Les partisans de la construction reprennent le nom officiel de « barrière », ou parlent de « clôture de sécurité israélienne », de « zone de couture », de « barrière anti-terroriste » ou encore de « muraille de protection ». Le Ministère des Affaires étrangères de l'État d'Israël a publié en octobre 2004 une brochure officielle en langue française intitulée La clôture antiterroriste d'Israël, document disponible auprès des missions diplomatiques d'Israël ou sur l'internet1.

Les opposants à la barrière, y compris dans les rangs des mouvements israéliens de gauche, surnomment la construction « mur de la honte » (par analogie avec le Mur de Berlin) ou « mur d'annexion ». Certains d'entre eux s'y réfèrent également en tant que « mur de l'Apartheid »23, par analogie avec le régime de ségrégation aboli en juin 1991 en Afrique du Sud.
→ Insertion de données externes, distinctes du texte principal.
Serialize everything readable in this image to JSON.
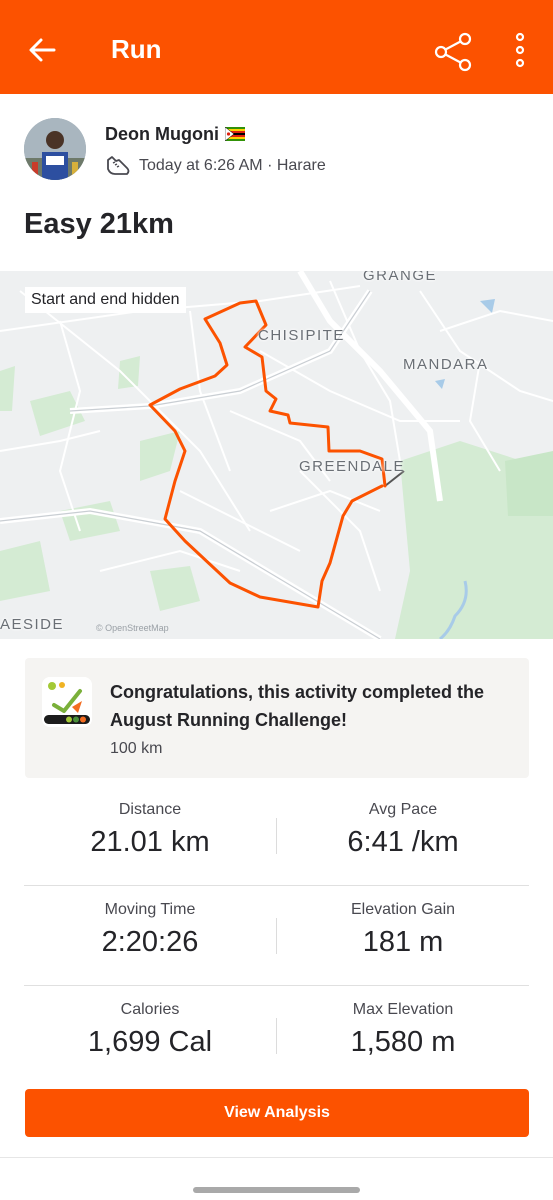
{
  "appbar": {
    "title": "Run",
    "icons": {
      "back": "arrow-left-icon",
      "share": "share-icon",
      "more": "more-vertical-icon"
    }
  },
  "athlete": {
    "name": "Deon Mugoni",
    "flag": "zimbabwe-flag-icon",
    "sport_icon": "running-shoe-icon",
    "time_location": "Today at 6:26 AM · Harare"
  },
  "activity": {
    "title": "Easy 21km"
  },
  "map": {
    "privacy_label": "Start and end hidden",
    "places": {
      "grange": "GRANGE",
      "chisipite": "CHISIPITE",
      "mandara": "MANDARA",
      "greendale": "GREENDALE",
      "braeside": "AESIDE"
    },
    "credit": "© OpenStreetMap",
    "route_color": "#fc5200"
  },
  "challenge": {
    "badge_icon": "august-running-challenge-badge",
    "text": "Congratulations, this activity completed the August Running Challenge!",
    "goal": "100 km"
  },
  "stats": {
    "distance": {
      "label": "Distance",
      "value": "21.01 km"
    },
    "avg_pace": {
      "label": "Avg Pace",
      "value": "6:41 /km"
    },
    "moving_time": {
      "label": "Moving Time",
      "value": "2:20:26"
    },
    "elevation_gain": {
      "label": "Elevation Gain",
      "value": "181 m"
    },
    "calories": {
      "label": "Calories",
      "value": "1,699 Cal"
    },
    "max_elevation": {
      "label": "Max Elevation",
      "value": "1,580 m"
    }
  },
  "actions": {
    "view_analysis": "View Analysis"
  },
  "colors": {
    "brand": "#fc5200",
    "card_bg": "#f5f4f2",
    "text": "#242428"
  }
}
Le Professeur Gerald M. Steinberg, politologue et chercheur israélien, conteste ce vocabulaire employé par les détracteurs de la barrière qui relève selon lui d'une stratégie de diabolisation4. D'autres opposants réduisent l'expression à « le mur » (en anglais, « the wall »)[réf. nécessaire] ou, dans les médias, reprennent simultanément la motivation israélienne en parlant de mur de « sécurité »5. Des Palestiniens (dont les médias de l'Autorité palestinienne) se réfèrent fréquemment à cette barrière en langue arabe par la définition politique suivante de « mur de séparation raciale » (jidar al-fasl al-'unsuri).

Le gouvernement israélien qualifie ces comparaisons de « propagande » voire de « manipulation de l'histoire et de la réalité ». Il réfute aussi le terme de « mur » qui ne représenterait pas la réalité de la construction sur au moins 95% de son tracé1

 

Structure de la barrière

La plus grande partie de la barrière (sur 95% de sa longueur totale) consiste en un système de protection multi-couches de 50 m de large, c'est-à-dire qu'il comprend sur des tracés parallèles7:

  • une pile pyramidale de 6 bobines de fils barbelés et un fossé du côté cisjordanien,
  • un grillage central muni de détecteurs électroniques,
  • des fils barbelés du côté israélien,
  • des routes pour les patrouilles militaires de chaque côté du grillage central;
  • un chemin de sable doit permettre d'identifier les traces d'éventuelles incursions.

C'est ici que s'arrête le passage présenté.